Secondo l’ultimo bollettino dell’Istituto Superiore di Sanità, aggiornato al 17 luglio, sono cinque i casi confermati in Italia nel 2025, quattro dei quali nella forma neuroinvasiva. Il virus, trasmesso dalla puntura della zanzara Culex pipiens infettata, non si trasmette da persona a persona. Nell’uomo, infatti, l’infezione è considerata “abortiva” o “dead-end host”, cioè non in grado di propagarsi ulteriormente.
Ma la diffusione è reale e crescente. «I casi individuati rappresentano solo la punta dell’iceberg», avverte la professoressa Miriam Lichtner, foto sotto, infettivologa SIMIT e Professore Ordinario all’Università Sapienza. «La maggior parte delle infezioni decorre in modo asintomatico. Occorre fare diagnosi precoci e mappare il territorio. Questi sono i principali strumenti per contenere l’infezione».

Miriam Lichtner sottolinea l’importanza di intercettare i casi sospetti in pronto soccorso e presso i medici di medicina generale, poiché i sintomi iniziali possono essere facilmente confusi con quelli di una semplice influenza: febbre, mal di testa, rash cutaneo. Nei casi più gravi, però, si manifestano tremori, sonnolenza, stato confusionale, fino a sintomi neurologici severi.

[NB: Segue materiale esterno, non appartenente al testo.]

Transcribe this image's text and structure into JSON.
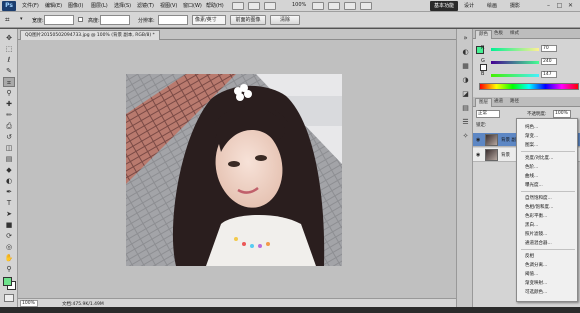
{
  "menubar": {
    "logo": "Ps",
    "items": [
      "文件(F)",
      "编辑(E)",
      "图像(I)",
      "图层(L)",
      "选择(S)",
      "滤镜(T)",
      "视图(V)",
      "窗口(W)",
      "帮助(H)"
    ],
    "zoom": "100%",
    "workspace_label": "基本功能",
    "workspace_items": [
      "设计",
      "绘画",
      "摄影"
    ]
  },
  "options": {
    "width_label": "宽度:",
    "height_label": "高度:",
    "resolution_label": "分辨率:",
    "unit_value": "像素/英寸",
    "front_image_btn": "前面的图像",
    "clear_btn": "清除"
  },
  "document": {
    "tab_title": "QQ图片20150502094733.jpg @ 100% (背景 副本, RGB/8) *",
    "zoom": "100%",
    "doc_info": "文档:475.9K/1.49M"
  },
  "color_panel": {
    "tabs": [
      "颜色",
      "色板",
      "样式"
    ],
    "r": "70",
    "g": "240",
    "b": "147",
    "fg_color": "#46f093"
  },
  "layers_panel": {
    "tabs": [
      "图层",
      "通道",
      "路径"
    ],
    "blend_mode": "正常",
    "opacity_label": "不透明度:",
    "opacity_value": "100%",
    "lock_label": "锁定:",
    "layers": [
      {
        "name": "背景 副本",
        "selected": true
      },
      {
        "name": "背景",
        "selected": false
      }
    ]
  },
  "adjust_menu": {
    "groups": [
      [
        "纯色...",
        "渐变...",
        "图案..."
      ],
      [
        "亮度/对比度...",
        "色阶...",
        "曲线...",
        "曝光度..."
      ],
      [
        "自然饱和度...",
        "色相/饱和度...",
        "色彩平衡...",
        "黑白...",
        "照片滤镜...",
        "通道混合器..."
      ],
      [
        "反相",
        "色调分离...",
        "阈值...",
        "渐变映射...",
        "可选颜色..."
      ]
    ]
  }
}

La risposta della rete infettivologica regionale non si è fatta attendere. Rafforzata dopo la pandemia da Covid-19, è già operativa. Il prof. Emanuele Nicastri, Segretario SIMIT e Direttore della Divisione di Malattie Infettive ad Alta Intensità di Cura dello Spallanzani, coordinerà un vertice con tutti i reparti di malattie infettive e Pronto Soccorso del Lazio. In programma: attività di formazione per i sanitari, mappatura dei casi, e rafforzamento della sorveglianza ambientale.
«Il virus del West Nile non ha una cura specifica codificata», spiega ancora la specialista. «Il trattamento è sintomatico: idratazione, controllo della febbre, monitoraggio delle funzioni vitali. Nei casi più gravi si possono utilizzare immunoglobuline e antivirali come il remdesivir, ma la diagnosi precoce e la prevenzione restano le armi principali».
La prevenzione, infatti, non è solo clinica ma anche ambientale. «Il vettore va controllato con disinfestazioni basate su larvicidi e adulticidi, a partire dalle aree umide e dai centri abitati», aggiunge la professoressa Lichtner. «Anche i cittadini possono fare la loro parte: evitare ristagni d’acqua, svuotare sottovasi, usare repellenti e zanzariere. Con le temperature elevate, bisogna estendere l’attenzione a tutta la famiglia delle arbovirosi: dengue, usutu, chikungunya, zika. Alcune di queste infezioni si sono già verificate anche alle nostre latitudini».
A confermare la gravità della situazione è anche il prof. Massimo Andreoni, Direttore Scientifico SIMIT. «Non è una buona notizia che si siano registrati i primi casi anche nel Lazio», dichiara. «Questo indica una diffusione crescente del virus, che in diverse regioni italiane è già endemico. La zanzara Culex è ben presente nel nostro Paese. Da un lato il cambiamento climatico, con temperature più elevate e maggiore umidità, sta favorendo la proliferazione delle zanzare; dall’altro diventa fondamentale che i medici riconoscano precocemente questa infezione. Solo così possiamo evitare complicanze serie, soprattutto nei pazienti più fragili».
Il messaggio è chiaro: il West Nile non è un’emergenza improvvisa, ma una realtà che si consolida. E come tale, richiede una strategia integrata, che unisca sorveglianza, formazione, prevenzione ambientale e coinvolgimento attivo della popolazione. Perché la lotta contro le arbovirosi non si vince solo in laboratorio, ma anche nei giardini, nei quartieri, nelle scelte quotidiane.